I've been working on fiddling with getting our test runner wrapper from https://github.com/4teamwork/opengever.core/blob/master/bin/mtest to run the buildout.coredev
tests. Our original wrapper is by @jone and the current rewrite is mostly mine. Usability improvements and print safety of the current one are in large parts via feedback and contributions from @lukasgraf.
Our original problem was having very large long running layers, so we originally just split by module and mapped those onto the CPU cores and made sure each had a unique ZSERVER_PORT
(and also used the Jenkins port allocator to allow for running multiple builds like that in parallel on the same CI server). The issue with the buildout.coredev
tests is different, but the current wrapper does a half decent job at cutting down the wallclock runtime of those as well.
5.0 https://github.com/plone/buildout.coredev/blob/roto-testrunner-wrapper-50/bin/mtest
5.1 https://github.com/plone/buildout.coredev/blob/roto-testrunner-wrapper-51/bin/mtest
5.2 https://github.com/plone/buildout.coredev/blob/roto-testrunner-wrapper-52/bin/mtest
@thet can you give the 5.1 branch a timing run on your server again at this point? Install PhantomJS and run the tests niced.

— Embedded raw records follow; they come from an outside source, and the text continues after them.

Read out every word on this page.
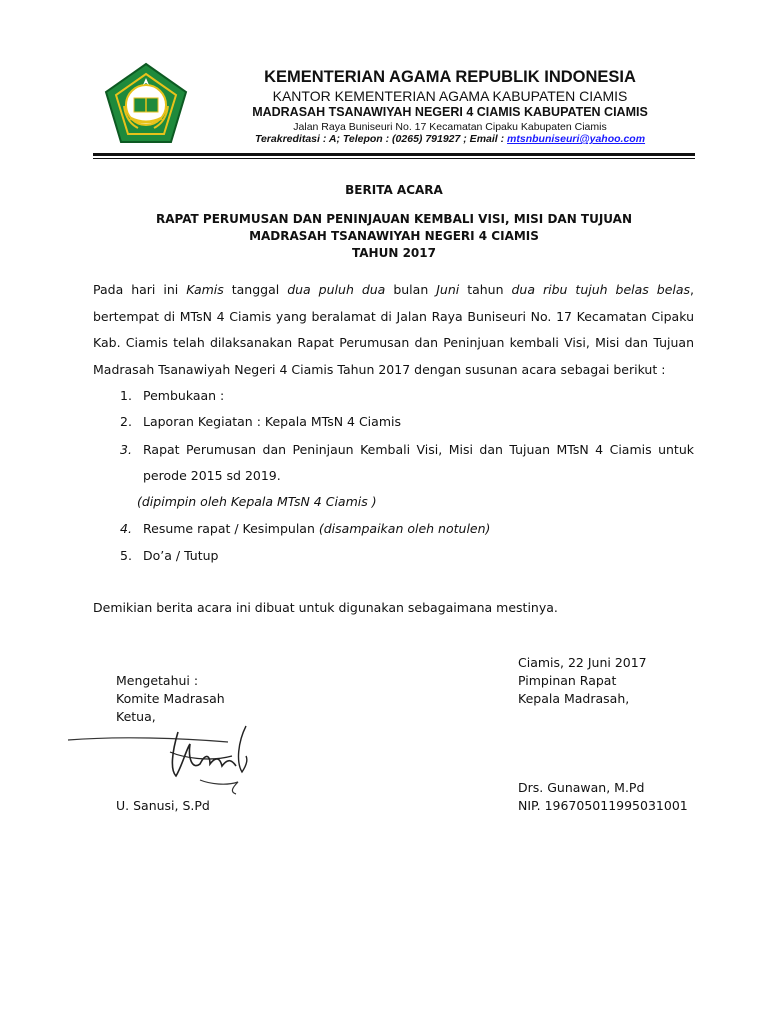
KEMENTERIAN AGAMA REPUBLIK INDONESIA
KANTOR KEMENTERIAN AGAMA KABUPATEN CIAMIS
MADRASAH TSANAWIYAH NEGERI 4 CIAMIS KABUPATEN CIAMIS
Jalan Raya Buniseuri No. 17 Kecamatan Cipaku Kabupaten Ciamis
Terakreditasi : A; Telepon : (0265) 791927 ; Email : mtsnbuniseuri@yahoo.com
BERITA ACARA
RAPAT PERUMUSAN DAN PENINJAUAN KEMBALI VISI, MISI DAN TUJUAN
MADRASAH TSANAWIYAH NEGERI 4 CIAMIS
TAHUN 2017
Pada hari ini Kamis tanggal dua puluh dua bulan Juni tahun dua ribu tujuh belas belas,
bertempat di MTsN 4 Ciamis yang beralamat di Jalan Raya Buniseuri No. 17 Kecamatan Cipaku
Kab. Ciamis telah dilaksanakan Rapat Perumusan dan Peninjuan kembali Visi, Misi dan Tujuan
Madrasah Tsanawiyah Negeri 4 Ciamis Tahun 2017 dengan susunan acara sebagai berikut :
1. Pembukaan :
2. Laporan Kegiatan : Kepala MTsN 4 Ciamis
3. Rapat Perumusan dan Peninjaun Kembali Visi, Misi dan Tujuan MTsN 4 Ciamis untuk
perode 2015 sd 2019.
(dipimpin oleh Kepala MTsN 4 Ciamis )
4. Resume rapat / Kesimpulan (disampaikan oleh notulen)
5. Do’a / Tutup
Demikian berita acara ini dibuat untuk digunakan sebagaimana mestinya.
Ciamis, 22 Juni 2017
Pimpinan Rapat
Kepala Madrasah,
Drs. Gunawan, M.Pd
NIP. 196705011995031001
Mengetahui :
Komite Madrasah
Ketua,
U. Sanusi, S.Pd
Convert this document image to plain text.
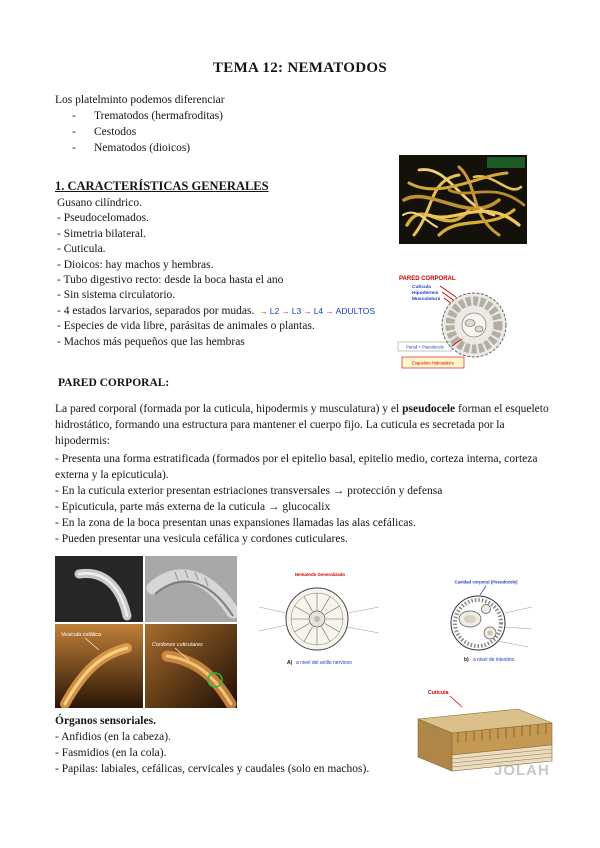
TEMA 12: NEMATODOS
Los platelminto podemos diferenciar
-	Trematodos (hermafroditas)
-	Cestodos
-	Nematodos (dioicos)
1. CARACTERÍSTICAS GENERALES
Gusano cilíndrico.
- Pseudocelomados.
- Simetria bilateral.
- Cuticula.
- Dioicos: hay machos y hembras.
- Tubo digestivo recto: desde la boca hasta el ano
- Sin sistema circulatorio.
- 4 estados larvarios, separados por mudas. → L2 → L3 → L4 → ADULTOS
- Especies de vida libre, parásitas de animales o plantas.
- Machos más pequeños que las hembras
PARED CORPORAL:

La pared corporal (formada por la cuticula, hipodermis y musculatura) y el pseudocele forman el esqueleto hidrostático, formando una estructura para mantener el cuerpo fijo. La cuticula es secretada por la hipodermis:

- Presenta una forma estratificada (formados por el epitelio basal, epitelio medio, corteza interna, corteza externa y la epicuticula).
- En la cuticula exterior presentan estriaciones transversales → protección y defensa
- Epicuticula, parte más externa de la cuticula → glucocalix
- En la zona de la boca presentan unas expansiones llamadas las alas cefálicas.
- Pueden presentar una vesicula cefálica y cordones cuticulares.
Órganos sensoriales.
- Anfidios (en la cabeza).
- Fasmidios (en la cola).
- Papilas: labiales, cefálicas, cervicales y caudales (solo en machos).
PARED CORPORAL
Cuticula
Hipodermis
Musculatura
Pared + Pseudocele
Esqueleto Hidrostático
Vesicula cefálica
Cordones cuticulares
Nematodo Generalizado
A) a nivel del anillo nervioso
Cavidad corporal (Pseudocele)
b) a nivel de intestino
Cutícula
JOLAH
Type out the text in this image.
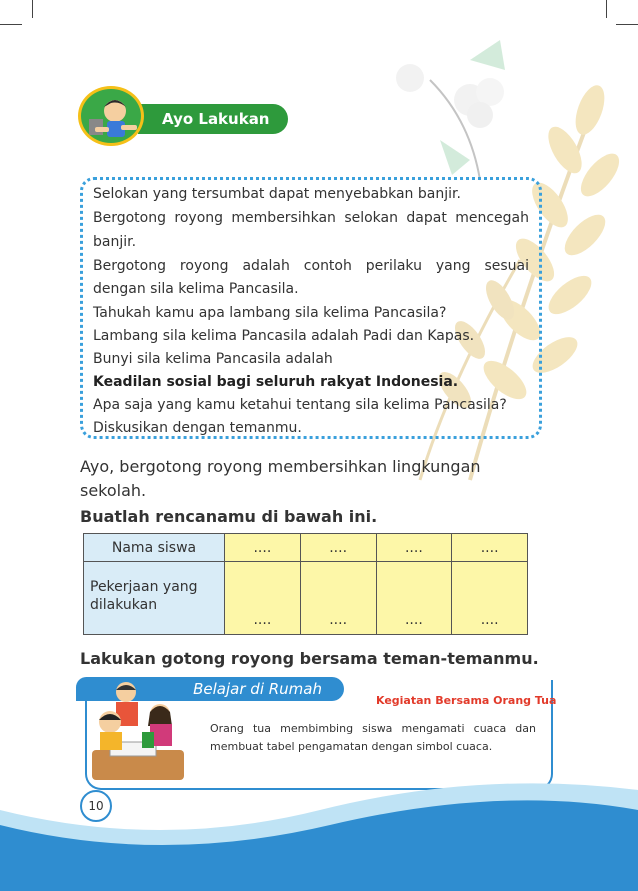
Ayo Lakukan
Selokan yang tersumbat dapat menyebabkan banjir.
Bergotong royong membersihkan selokan dapat mencegah
banjir.
Bergotong royong adalah contoh perilaku yang sesuai
dengan sila kelima Pancasila.
Tahukah kamu apa lambang sila kelima Pancasila?
Lambang sila kelima Pancasila adalah Padi dan Kapas.
Bunyi sila kelima Pancasila adalah
Keadilan sosial bagi seluruh rakyat Indonesia.
Apa saja yang kamu ketahui tentang sila kelima Pancasila?
Diskusikan dengan temanmu.
Ayo, bergotong royong membersihkan lingkungan
sekolah.
Buatlah rencanamu di bawah ini.
Nama siswa	....	....	....	....

Pekerjaan yang
dilakukan	....	....	....	....
Lakukan gotong royong bersama teman-temanmu.
Belajar di Rumah
Kegiatan Bersama Orang Tua
Orang tua membimbing siswa mengamati cuaca dan
membuat tabel pengamatan dengan simbol cuaca.
10	Buku Siswa Kelas I SD/MI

I'm now AFAIK rather close to the truth on:
- Discovering all the layers (some layer names have spaces in them!) and tests
1.1 Dexterity tests
1.2 Archetype tests
1.3 Doctests
1.4 Robot tests - Detecting if PhantomJS is installed
- Splitting large layers into multiple test run batches per test class
- Assigning a unique
ZSERVER_PORT
to all batches
4.1 Already baked in is also support for the Jenkins port allocator plugin - If something fails, giving the user the exact command line to copy paste and run (including single quoting names with spaces in them!)
And as a new thing: asserting on an unclean STDERR. This can get annoying if there are mysterious transient failures like recursion limits being hit and those flaring up as we've had on our opengever.core - we had to turn this off. It's picked up a few curiosities on 5.0 and 5.1, so I'd like for people to give this a spin and look if those are meaningful or not.
It also commits swift and total infanticide upon ^C
. Thank you @jone for that one.
What is still missing is figuring out the required XML output for Jenkins to parse. @gforcada would you know where that stuff is defined (flushed to where and picked up on what condition)?
For giving it a spin, I recommend the branch based on 5.1 as STDERR on 5.2 is noisy per deprecation warnings (as is to be expected at this point). Check out the roto-testrunner-wrapper-51
branch and run bin/mtest
. There is also a -d
flag for more verbose output (including runtime stats per batch) and a -j flag for controlling the parallelity.
Current strategy:
time (export ROBOT_BROWSER='phantomjs' && bin/alltests --all; bin/alltests-at --all)
Parallel via zope.testrunner
:
time (export ROBOT_BROWSER='phantomjs' && export NPROC="$(getconf _NPROCESSORS_ONLN)" && bin/alltests --all -j"$NPROC"; bin/alltests-at --all -j"$NPROC")
Normal mtest:
bin/mtest
Debug mtest with monotonic logging and streaming debug output:
bin/mtest -d
So how, why, what? bin/alltests
runners run things in groups and the -j
flag on zope.testrunner
only splits by layer, not within layers. This means most of the time we'd be running 1..3 layers in parallel while the group runs and most groups only have one layer in them. So this works by trading that idle CPU time for wasted duplicated CPU time and gaining a wallclock time runtime improvement in return. The only blocker to running all of the layers in parallel from each other seemed to be the ZSERVER_PORT
allocation.
If one runs all 4 variants from above for comparison, one can see the ratio of wallclock to CPU time visualizing the core concept at play.
I'd eventually like to bring parallelization improvements in some form upstream to zope.testrunner
, but that's a rather steep uphill at this point still.
Pain points:
- Layer setup duplication is a lot of unnecessary CPU time
1.1 There are many ways around this, but all require further exploration - The test discovery parsing from subprocess output is an ugly idea, but got me started and this far
- The log timestamps on the normal run are not monotonic as per how the logger flushes
It'd seem even as it is now, having CI runs complete in under 10 minutes should be rather possible, but there is still some work to be done to get to even that point. Feedback on the current status most welcome.